坂城くんと秋穂ちゃん | ナノ




  06




他の4人と合流して、軽食を取り、近くのゲームセンターに来た。……中学以来だな……こういう所も。


ほとんどゲームセンター等娯楽施設には入ったことがないが、大体雰囲気は同じだ。


色々なクレーンゲームや子供向けのコインゲームにカードゲームの巨体、レースゲームに銃(ガン)ゲーム……。

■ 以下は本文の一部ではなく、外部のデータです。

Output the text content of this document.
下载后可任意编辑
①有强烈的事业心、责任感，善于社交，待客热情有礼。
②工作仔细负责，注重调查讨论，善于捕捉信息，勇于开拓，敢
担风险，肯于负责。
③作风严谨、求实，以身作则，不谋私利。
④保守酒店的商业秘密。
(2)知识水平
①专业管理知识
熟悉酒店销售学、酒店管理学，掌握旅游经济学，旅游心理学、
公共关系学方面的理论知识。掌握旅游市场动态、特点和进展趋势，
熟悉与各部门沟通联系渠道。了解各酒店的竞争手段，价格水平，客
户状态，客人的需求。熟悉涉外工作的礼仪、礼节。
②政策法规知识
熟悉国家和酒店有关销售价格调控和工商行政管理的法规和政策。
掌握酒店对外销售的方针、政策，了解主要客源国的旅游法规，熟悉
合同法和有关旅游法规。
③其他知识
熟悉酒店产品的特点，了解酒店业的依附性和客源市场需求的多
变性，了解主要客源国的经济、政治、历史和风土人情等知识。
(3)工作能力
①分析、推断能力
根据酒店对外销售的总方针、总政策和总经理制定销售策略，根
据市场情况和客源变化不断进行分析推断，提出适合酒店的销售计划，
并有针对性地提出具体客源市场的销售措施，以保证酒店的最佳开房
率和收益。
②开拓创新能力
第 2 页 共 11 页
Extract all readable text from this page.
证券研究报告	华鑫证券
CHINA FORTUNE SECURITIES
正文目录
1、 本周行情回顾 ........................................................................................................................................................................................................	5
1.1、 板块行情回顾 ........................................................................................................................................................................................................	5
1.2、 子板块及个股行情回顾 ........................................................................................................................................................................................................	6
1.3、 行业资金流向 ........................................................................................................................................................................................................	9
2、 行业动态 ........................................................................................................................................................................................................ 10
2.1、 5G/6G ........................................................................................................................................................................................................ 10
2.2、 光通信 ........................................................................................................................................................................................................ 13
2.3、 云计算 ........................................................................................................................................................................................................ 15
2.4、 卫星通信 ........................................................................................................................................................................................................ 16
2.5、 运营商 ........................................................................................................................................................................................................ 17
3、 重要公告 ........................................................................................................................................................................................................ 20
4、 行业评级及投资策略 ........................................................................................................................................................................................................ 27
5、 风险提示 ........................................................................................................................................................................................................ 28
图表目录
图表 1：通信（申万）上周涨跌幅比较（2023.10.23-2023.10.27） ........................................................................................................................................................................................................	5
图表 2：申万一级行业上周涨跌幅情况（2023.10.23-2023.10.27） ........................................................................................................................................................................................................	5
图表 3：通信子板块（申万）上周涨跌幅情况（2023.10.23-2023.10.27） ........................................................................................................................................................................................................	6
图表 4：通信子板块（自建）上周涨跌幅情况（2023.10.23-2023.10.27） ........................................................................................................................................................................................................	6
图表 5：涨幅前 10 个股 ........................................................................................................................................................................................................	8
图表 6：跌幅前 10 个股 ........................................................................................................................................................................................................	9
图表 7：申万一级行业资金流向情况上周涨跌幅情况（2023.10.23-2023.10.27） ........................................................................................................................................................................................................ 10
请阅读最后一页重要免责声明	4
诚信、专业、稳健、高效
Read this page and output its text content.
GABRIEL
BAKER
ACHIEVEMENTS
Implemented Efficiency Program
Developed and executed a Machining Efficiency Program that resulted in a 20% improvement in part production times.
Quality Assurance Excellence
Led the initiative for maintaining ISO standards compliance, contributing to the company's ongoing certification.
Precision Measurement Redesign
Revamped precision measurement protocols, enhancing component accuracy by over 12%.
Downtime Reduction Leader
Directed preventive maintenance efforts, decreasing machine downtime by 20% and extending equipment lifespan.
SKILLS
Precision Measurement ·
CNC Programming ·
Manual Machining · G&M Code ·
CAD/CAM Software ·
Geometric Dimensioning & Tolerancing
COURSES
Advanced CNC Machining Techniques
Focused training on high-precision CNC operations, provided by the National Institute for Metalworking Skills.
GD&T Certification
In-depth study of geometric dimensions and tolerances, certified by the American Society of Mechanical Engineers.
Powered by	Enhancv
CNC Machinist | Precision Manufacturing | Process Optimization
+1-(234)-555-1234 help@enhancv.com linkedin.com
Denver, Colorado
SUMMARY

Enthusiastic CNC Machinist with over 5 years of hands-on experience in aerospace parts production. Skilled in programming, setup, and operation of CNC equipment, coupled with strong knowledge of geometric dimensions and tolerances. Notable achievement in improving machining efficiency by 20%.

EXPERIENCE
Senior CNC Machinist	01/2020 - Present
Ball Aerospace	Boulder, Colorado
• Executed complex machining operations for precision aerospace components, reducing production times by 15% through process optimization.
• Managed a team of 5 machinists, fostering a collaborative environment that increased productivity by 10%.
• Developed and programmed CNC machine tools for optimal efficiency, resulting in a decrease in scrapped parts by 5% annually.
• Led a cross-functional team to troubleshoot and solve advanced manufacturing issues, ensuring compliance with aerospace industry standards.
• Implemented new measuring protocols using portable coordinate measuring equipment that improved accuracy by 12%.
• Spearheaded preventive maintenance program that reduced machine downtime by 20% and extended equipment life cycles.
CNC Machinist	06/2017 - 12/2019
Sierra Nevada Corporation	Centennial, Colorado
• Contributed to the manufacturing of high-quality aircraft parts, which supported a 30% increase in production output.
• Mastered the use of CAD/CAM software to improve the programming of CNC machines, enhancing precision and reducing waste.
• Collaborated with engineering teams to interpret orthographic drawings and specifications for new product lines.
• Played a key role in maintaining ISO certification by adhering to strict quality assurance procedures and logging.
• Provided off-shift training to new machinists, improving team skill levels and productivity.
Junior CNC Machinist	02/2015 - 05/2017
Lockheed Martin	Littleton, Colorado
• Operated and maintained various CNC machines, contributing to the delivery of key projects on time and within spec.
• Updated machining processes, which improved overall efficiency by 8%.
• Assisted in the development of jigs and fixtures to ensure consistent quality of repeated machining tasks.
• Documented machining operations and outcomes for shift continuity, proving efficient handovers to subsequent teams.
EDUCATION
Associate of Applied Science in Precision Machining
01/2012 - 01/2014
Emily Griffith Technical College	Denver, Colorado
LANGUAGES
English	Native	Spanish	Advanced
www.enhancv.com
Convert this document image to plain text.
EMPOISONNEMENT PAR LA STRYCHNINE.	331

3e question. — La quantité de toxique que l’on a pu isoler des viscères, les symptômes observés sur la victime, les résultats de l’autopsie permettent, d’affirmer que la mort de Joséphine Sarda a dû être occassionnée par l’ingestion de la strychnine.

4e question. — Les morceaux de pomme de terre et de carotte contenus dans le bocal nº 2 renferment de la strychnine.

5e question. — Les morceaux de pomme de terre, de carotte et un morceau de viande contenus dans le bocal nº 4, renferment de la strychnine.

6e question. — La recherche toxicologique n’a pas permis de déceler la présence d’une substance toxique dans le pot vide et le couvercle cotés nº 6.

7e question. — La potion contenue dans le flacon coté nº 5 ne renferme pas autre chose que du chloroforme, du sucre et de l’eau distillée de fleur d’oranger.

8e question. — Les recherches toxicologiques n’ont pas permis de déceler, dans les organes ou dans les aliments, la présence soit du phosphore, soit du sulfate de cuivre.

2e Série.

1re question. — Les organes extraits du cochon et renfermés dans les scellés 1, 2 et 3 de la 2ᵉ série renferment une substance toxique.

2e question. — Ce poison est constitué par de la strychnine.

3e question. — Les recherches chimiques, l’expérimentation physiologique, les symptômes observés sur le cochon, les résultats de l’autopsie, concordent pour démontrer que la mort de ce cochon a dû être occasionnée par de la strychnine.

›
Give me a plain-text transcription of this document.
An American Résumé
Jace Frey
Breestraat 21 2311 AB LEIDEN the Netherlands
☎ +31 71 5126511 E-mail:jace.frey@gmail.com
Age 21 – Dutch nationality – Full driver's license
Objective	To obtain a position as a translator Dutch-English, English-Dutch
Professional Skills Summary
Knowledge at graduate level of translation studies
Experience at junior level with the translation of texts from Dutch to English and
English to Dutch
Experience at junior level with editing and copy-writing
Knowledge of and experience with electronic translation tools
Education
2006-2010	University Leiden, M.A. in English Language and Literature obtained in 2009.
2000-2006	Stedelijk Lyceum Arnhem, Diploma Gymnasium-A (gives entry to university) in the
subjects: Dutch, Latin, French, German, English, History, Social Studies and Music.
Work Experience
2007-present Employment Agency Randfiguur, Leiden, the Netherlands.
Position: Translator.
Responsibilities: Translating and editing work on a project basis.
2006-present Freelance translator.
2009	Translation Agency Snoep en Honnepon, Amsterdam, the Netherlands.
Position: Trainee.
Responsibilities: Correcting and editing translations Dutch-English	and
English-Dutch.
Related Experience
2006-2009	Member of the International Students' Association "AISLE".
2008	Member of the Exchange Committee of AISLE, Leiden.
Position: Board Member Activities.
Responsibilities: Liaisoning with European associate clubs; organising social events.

色々なゲームの音楽が混ざり合い、不協和音を奏でているように感じた。


「プリクラ撮ろうぜ!」
「賛成〜」


晋太と里奈はテンションをあげ、美春は相変わらずにこにこ、翔は逆にニヤニヤ、小田はまだ俺に心配そうな視線を向けている。大丈夫だというのに。


翔はニヤニヤしたまま、真姫と美春に声をかける。


「真姫、美春は俺と取らねぇ?」
「え、」


小田は顔には出さなかったが、困惑していた。


「一回も撮ったことねえだろ、俺らで。なあ、美春?」
「そうだけど……坂城くんは?」


美春は俺を見る。プリクラを撮らないという選択肢は……


「じゃあ、そっち4人な! 俺はりーちゃんと撮ってくる!」
「ちょっ」
「後で6人で撮ろうなー!」


……ないらしい。


晋太が元気よく言い切り、里奈とプリクラの巨体に入っていった。


「じゃあ、4人で撮ろっか」
「そうだね」


小田と美春がそう言い、二人はプリクラの巨体を選び始めた。


「ちっ」
「……、」

翔が俺だけに聞こえる声で舌打ちするのが聞こえた。





小田は、出来上がった6人で撮ったプリクラに写っている俺を凝視している。


「……正紀、すんっごい仏頂面なんだけど」
「……笑顔は母親の腹の中においてきた」


……みんな楽しそうに笑っているのに俺だけ固まったように作った顔だ。何の表情もない。


「そんなわけあるかよ。ひでぇぜ、面」
「そんなわけある……」


けらけら笑う翔を睨み付ける。


写真は苦手だ。撮られると思うと顔がひきつるか無表情だ。小さい頃からそうで、うちには笑顔で写真に写っている俺は貴重だ。毎回正面写真のよう写ってしまうので、家族からは爆笑される。身内が一番ひどい。


美春がくすくす笑いながら「でも、」と言う。


「忘れられないプリクラになったよ?」
「美春は暢気すぎ。まあ、確かに!」
「だなあ〜」
「少し……ひどくないか……」
「落ち込まない落ち込まない!」


里奈にそう言われるが、毎回正面写真になるのはどうかと……。自然な笑顔無いし、作り笑いでも浮かべられるようになりたいものだ……。


「……っ、」


笑い合う4人の中、俺はくらっと立ちくらみがした。


……大丈夫、誰にも気づかれていない。


ほっとするが、少し休まなければ、ダメだ……。


「真姫、」
「なに?」
「ちょっとトイレに行ってくる」
「わかった。遊んでる」


小田に声をかけ、ふらつきそうになる足を叱咤し、トイレに向かう。